Passed: 19 June 1847.

Enacted by: Governor-General of India, Lord Hardinge, in Council.
- It is hereby enacted, that within the Territories subject to the Government of the East India Company, whenever any Court not included under the provisions of Act XXIV. of 1843, shall sentence any offender to imprisonment for life, under the provisions of Act XXX. of 1836, it shall at the same time sentence such offender to transportation beyond Sea for life, unless there should be special reasons inducing the Court to think such prisoner not a proper subject for transportation, which special reasons the Court is hereby directed to record.

==Act III, 1848==
Title or description: An Act for removing doubts as to the meaning of the words " Thug" and "Thuggee" and the expression "Murder by Thuggee" when used in the Acts of the Council of India.

Passed: 26 February 1848.

Enacted by: Governor-General of India, Lord Dalhousie, in Council.

Whereas doubts have arisen as to the meaning of the words " Thug" and " Thuggee," and the expression " Murder by Thuggee," when used in the Acts of the Council of India:—
- It is hereby declared and enacted, that the word " Thug," when used in any Act heretofore passed by the Council of India, shall be taken to have meant and to mean a person who is, or has at any time been habitually associated with any other or others for the purpose of committing, by means intended by such person or known by such person to be likely to cause the death of any person, the offence of Child-stealing, or the offence of Robbery not amounting to Dacoity. And that the word "Thuggee," when used in such Acts, shall be taken to have meant and to mean the offence of committing or attempting any such Child-stealing, or Robbery by a Thug. And that the expression " Murder by Thuggee," when used in such Acts, shall be taken to have meant and to mean Murder, when employed as the means of committing such Child-stealing, or such Robbery by a Thug.

==Act XI, 1848==
Title or description: An Act for the punishment of wandering Gangs of Thieves and Robbers.

Passed: 20 May 1848.

Enacted by: Governor-General of India, Lord Dalhousie, in Council.

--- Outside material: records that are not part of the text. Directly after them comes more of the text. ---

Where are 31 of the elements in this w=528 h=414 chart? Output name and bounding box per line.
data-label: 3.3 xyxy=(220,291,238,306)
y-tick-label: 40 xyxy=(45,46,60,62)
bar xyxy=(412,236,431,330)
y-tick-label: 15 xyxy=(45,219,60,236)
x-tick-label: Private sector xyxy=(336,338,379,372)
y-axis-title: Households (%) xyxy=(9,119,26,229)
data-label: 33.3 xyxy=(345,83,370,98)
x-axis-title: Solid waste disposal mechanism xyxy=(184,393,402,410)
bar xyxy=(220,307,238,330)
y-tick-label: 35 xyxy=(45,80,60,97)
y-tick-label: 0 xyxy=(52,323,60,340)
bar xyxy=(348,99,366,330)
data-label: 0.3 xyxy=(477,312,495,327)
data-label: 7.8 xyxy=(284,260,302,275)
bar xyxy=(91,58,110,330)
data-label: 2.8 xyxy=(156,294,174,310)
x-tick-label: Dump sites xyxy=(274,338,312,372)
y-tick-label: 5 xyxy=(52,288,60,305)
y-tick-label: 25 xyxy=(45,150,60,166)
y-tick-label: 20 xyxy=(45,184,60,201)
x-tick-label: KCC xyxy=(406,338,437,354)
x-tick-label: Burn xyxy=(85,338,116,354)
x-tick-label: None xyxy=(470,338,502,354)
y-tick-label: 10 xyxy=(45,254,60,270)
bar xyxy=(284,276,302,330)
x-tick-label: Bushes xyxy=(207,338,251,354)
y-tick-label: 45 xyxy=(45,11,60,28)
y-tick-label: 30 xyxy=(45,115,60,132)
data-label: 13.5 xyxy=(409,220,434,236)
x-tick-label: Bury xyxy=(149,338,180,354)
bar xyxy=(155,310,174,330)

Whereas it is expedient to extend some of the provisions of the Law for the conviction of Thugs and Dacoits to other gangs of Thieves and Robbers, It is enacted, as follows:
- I. Whosoever shall be proved to have belonged, either before or after the passing of this Act, to any wandering gang of persons, associated for the purposes of theft or robbery, not being a gang of Thugs or Dacoits, shall be punished with imprisonment, with hard labor, for any term not exceeding seven years.
- II. Any person accused of the offence of belonging to any such gang as aforesaid, or of the offence of unlawfully and knowingly receiving or buying property stolen or plundered by any such gang, may be committed by any Magistrate within the Territories of the East India Company, and may be tried by any Court which would have been competent to try him, if his offence had been committed within the Zillah where that Court sits.
- III. No Court shall, on the trial of any offence under this Act, require any Futwa from any Law Officer.